Когда она взяла трубку и заговорила, голос ее снова стал металлическим, чужим. Из короткого разговора я поняла, что случилось нечто серьезное. И в самом деле, она тотчас резко добавила: «Мне очень жаль, но теперь тебе действительно надо уехать».

Мы вместе вышли из дома, у дверей она торопливо и виновато обняла меня. «Никто не может помочь мне», — прошептала она. Мы подошли к велосипеду, привязанному к столбу. Уже сидя в седле, она, подцепив пальцем ожерелье у меня на шее, заметила: «Жемчужины… Да, это твой пропуск. Едва родившись, ты уже и шагу не могла сделать без них».

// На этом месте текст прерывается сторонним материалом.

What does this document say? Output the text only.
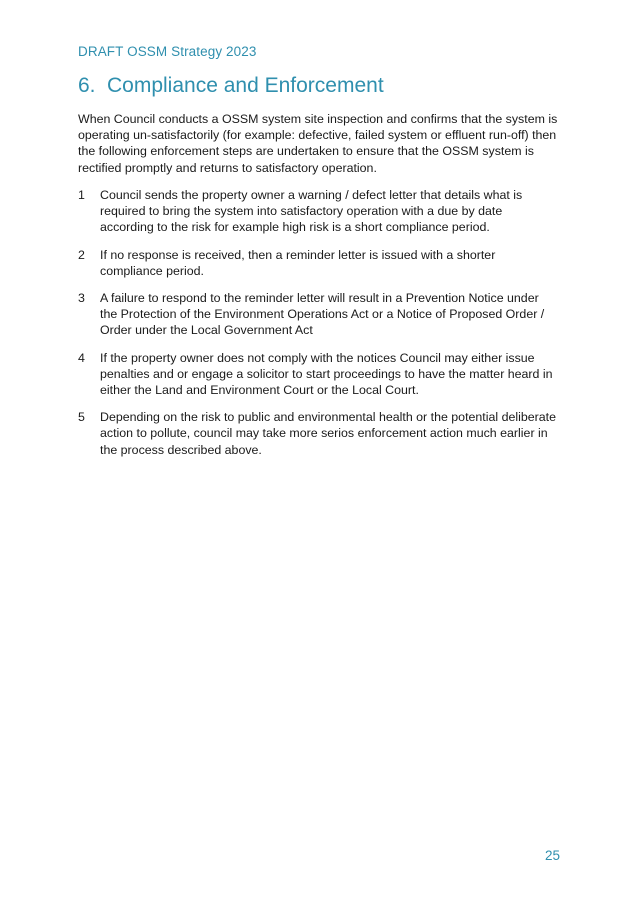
DRAFT OSSM Strategy 2023
6. Compliance and Enforcement

When Council conducts a OSSM system site inspection and confirms that the system is operating un-satisfactorily (for example: defective, failed system or effluent run-off) then the following enforcement steps are undertaken to ensure that the OSSM system is rectified promptly and returns to satisfactory operation.

1	Council sends the property owner a warning / defect letter that details what is required to bring the system into satisfactory operation with a due by date according to the risk for example high risk is a short compliance period.
2	If no response is received, then a reminder letter is issued with a shorter compliance period.
3	A failure to respond to the reminder letter will result in a Prevention Notice under the Protection of the Environment Operations Act or a Notice of Proposed Order / Order under the Local Government Act
4	If the property owner does not comply with the notices Council may either issue penalties and or engage a solicitor to start proceedings to have the matter heard in either the Land and Environment Court or the Local Court.
5	Depending on the risk to public and environmental health or the potential deliberate action to pollute, council may take more serios enforcement action much earlier in the process described above.
25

С тех пор прошло много лет, но этот случай из нашей с нею жизни вспоминается мне чаще всего. Я много думаю о нем. Интересно, почему, спрашиваю я себя, из всего пережитого вместе с Иларией в памяти неизменно всплывает именно это событие? И как раз сегодня, когда я уже в сотый раз задавала себе такой вопрос, мне вдруг пришла на ум поговорка: «У кого что болит, тот о том и говорит». При чем здесь это, спросишь ты. При том, очень даже при том. Этот случай так часто вспоминается именно потому, что то была единственная возможность что-то изменить. Твоя мама расплакалась, обняла меня; вот тут-то в ее коросте-кольчуге и появилась крохотная брешь, приоткрылась малюсенькая щелочка, в которую я могла проникнуть. А уж оказавшись внутри, я сумела бы действовать подобно гвоздю, который, едва войдет в стену, непременно пробивает ее, захватывая все больше и больше пространства.